El mayor operador europeo de redes de energía planea gastar un total de 48.000 millones de euros entre 2026 y 2030, según informó el grupo cotizado en el DAX el miércoles. De este modo, E.ON aumenta su plan quinquenal en 5.000 millones de euros: para el periodo 2024 a 2028 estaban previstos 43.000 millones de euros.
De las inversiones totales previstas de 48.000 millones de euros, 40.000 millones se destinarían al negocio de redes, según explicó el director general Leonhard Birnbaum. El enfoque está en la ampliación y modernización de las redes para prepararlas para la inyección de energías renovables y el enorme apetito energético de los nuevos centros de datos. "Estamos acelerando la ampliación de las redes, la digitalización consecuente del sistema energético y el desarrollo de nuevas soluciones para nuestros clientes", subrayó Birnbaum.
Según la directora financiera Nadia Jakobi, teóricamente el grupo podría invertir incluso entre cinco y diez mil millones de euros más. Sin embargo, aún falta claridad sobre el marco regulatorio de la Agencia Federal de Redes para poder hacerlo.
Birnbaum dejó claro que estas inversiones no serán gratuitas. El jefe de E.ON lleva tiempo criticando que los rendimientos fijados por la Agencia Federal de Redes son demasiado bajos. "Inversiones de este calibre requieren necesariamente que el marco regulatorio sea el adecuado, también para el próximo periodo de regulación en Alemania". Este comienza en 2029. "Nuestras inversiones deben ser rentables".

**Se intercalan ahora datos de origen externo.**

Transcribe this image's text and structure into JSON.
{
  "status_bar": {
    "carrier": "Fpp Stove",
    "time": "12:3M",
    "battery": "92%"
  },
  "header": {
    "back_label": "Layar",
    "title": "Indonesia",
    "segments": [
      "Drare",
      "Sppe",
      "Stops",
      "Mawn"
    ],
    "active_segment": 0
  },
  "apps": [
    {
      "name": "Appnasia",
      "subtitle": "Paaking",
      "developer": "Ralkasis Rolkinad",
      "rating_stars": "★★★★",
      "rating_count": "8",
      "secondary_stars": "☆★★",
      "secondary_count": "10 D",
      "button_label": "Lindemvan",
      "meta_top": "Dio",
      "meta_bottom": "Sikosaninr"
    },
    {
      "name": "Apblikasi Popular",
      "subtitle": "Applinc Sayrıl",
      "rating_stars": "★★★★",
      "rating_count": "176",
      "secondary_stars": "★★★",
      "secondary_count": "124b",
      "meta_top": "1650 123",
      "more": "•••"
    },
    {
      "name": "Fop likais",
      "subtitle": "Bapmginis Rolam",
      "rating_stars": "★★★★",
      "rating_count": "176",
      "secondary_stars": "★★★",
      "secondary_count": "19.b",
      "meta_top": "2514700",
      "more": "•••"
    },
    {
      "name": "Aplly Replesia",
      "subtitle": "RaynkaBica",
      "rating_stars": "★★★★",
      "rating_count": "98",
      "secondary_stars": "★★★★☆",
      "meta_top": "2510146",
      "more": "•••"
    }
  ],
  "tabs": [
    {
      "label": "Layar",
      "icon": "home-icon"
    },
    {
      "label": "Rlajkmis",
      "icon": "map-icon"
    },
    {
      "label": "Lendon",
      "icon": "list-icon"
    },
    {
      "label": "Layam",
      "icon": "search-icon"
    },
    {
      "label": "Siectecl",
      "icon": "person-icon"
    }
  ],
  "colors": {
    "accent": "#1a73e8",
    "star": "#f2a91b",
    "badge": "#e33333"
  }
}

EL DIRECTOR DE E.ON, CONTRA UNA EXPANSIÓN INCONTROLADA DE INSTALACIONES DE ENERGÍA VERDE
Birnbaum también se manifestó en contra de una expansión no controlada de nuevas instalaciones. Solo se deberían conectar tantas nuevas plantas renovables como sean necesarias. Los procedimientos de autorización para la ampliación de redes deben acelerarse considerablemente, incluyendo una vía judicial más corta.
Actualmente, los proveedores se benefician en bolsa de la expectativa de que el auge de la IA requerirá grandes inversiones en infraestructuras. Las acciones de E.ON han subido más del 16 por ciento desde principios de año. El miércoles, llegaron a subir más de un tres por ciento, alcanzando el nivel más alto desde mayo de 2011.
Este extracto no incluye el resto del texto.